[news release] The APWG’s new Phishing Activity Trends Report reveals that the number of phishing attacks observed by APWG members grew through 2020, fully doubling over the course of the year. Attacks peaked in October 2020, with a high of 225,304 new phishing sites appearing in that month alone, breaking all previous monthly records.
In Brazil, security firm Axur saw a slower growth in the number of phishing attacks that targeted Brazilian companies and consumers in Brazil. But overall, Axur observed almost twice as many such phishing sites in 2020 as it did in 2019, a concerning year-over-year growth.
APWG contributor OpSec Security found that phishing that targeted financial institutions was the largest category of phishing in the fourth quarter, at 22.5 percent of all attacks. This category nosed out webmail and Software-as-a-Service (SaaS), which experienced 22.2 percent of all attacks. Phishing against the social media sector declined slightly to 11.8 percent, even as social media usage was high during the U.S. presidential election. In Brazil, Axur found that phishing against e-commerce sites constituted 45 percent of phishing attacks, perhaps taking advantage of consumers who are staying at home and using online shopping during the COVID-19 pandemic.
APWG contributor Agari continued to track “business email compromise” (BEC) attacks, one of the most damaging types of Internet crimes. BEC attacks that sought wire transfers from victim companies sought an average of $75,000 – a 56 percent increase from $48,000 in the third quarter of 2020. This increase is primarily due to a resurgence in BEC campaigns from “Cosmic Lynx,” a sophisticated Russian-based crime group. Agari observed one BEC attack in progress in which the wire transfer request was for a whopping $999,600.

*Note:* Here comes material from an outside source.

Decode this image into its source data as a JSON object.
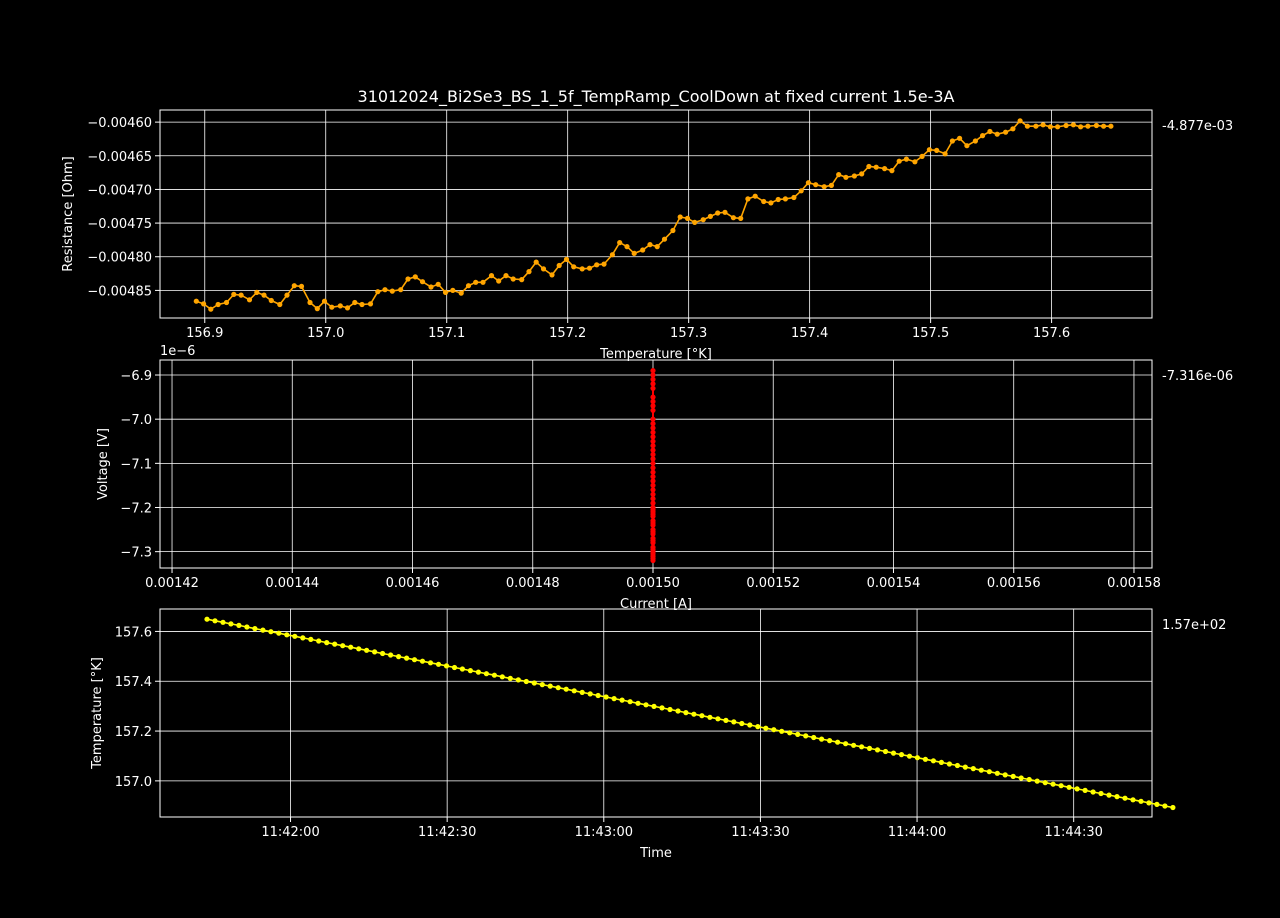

RiskIQ analyzed the use of domain names for phishing. “It appears that most of the domain names used for phishing are not compromised infrastructure, but are malicious domain name registrations created by the threat actors themselves,” said Jonathan Matkowsky of RiskIQ’s Incident Investigation and Intelligence (i3) team. Both RiskIQ and Agari saw these kinds of criminal domain name registrations were concentrated at a few registrars and in a few top-level domains.
Phishers are also deploying encryption to fool users into thinking that phishing sites are legitimate and safe. APWG contributor PhishLabs found that in the fourth quarter of 2020, 84 percent of phishing sites had SSL encryption enabled. Encryption is deployed on phishing sites more often than on regular web sites: SSL is currently found on only 66.8 percent of all web sites across the Internet.
The full text of the report is available here: http://docs.apwg.org/reports/apwg_trends_report_q4_2020.pdf
About the APWG
Founded in 2003, the Anti-Phishing Working Group, (APWG) is the global industry, law enforcement, and government coalition focused on unifying the global response to electronic crime. Membership is open to qualified financial institutions, online retailers, ISPs and Telcos, the law enforcement community, solutions providers, multilateral treaty organizations, research centers, trade associations and government agencies. There are more than 1,800 companies, government agencies and NGOs participating in the APWG worldwide. The APWG’s www.apwg.org and education.apwg.org websites offer the public, industry and government agencies practical information about phishing and electronically mediated fraud as well as pointers to pragmatic technical solutions that provide immediate protection.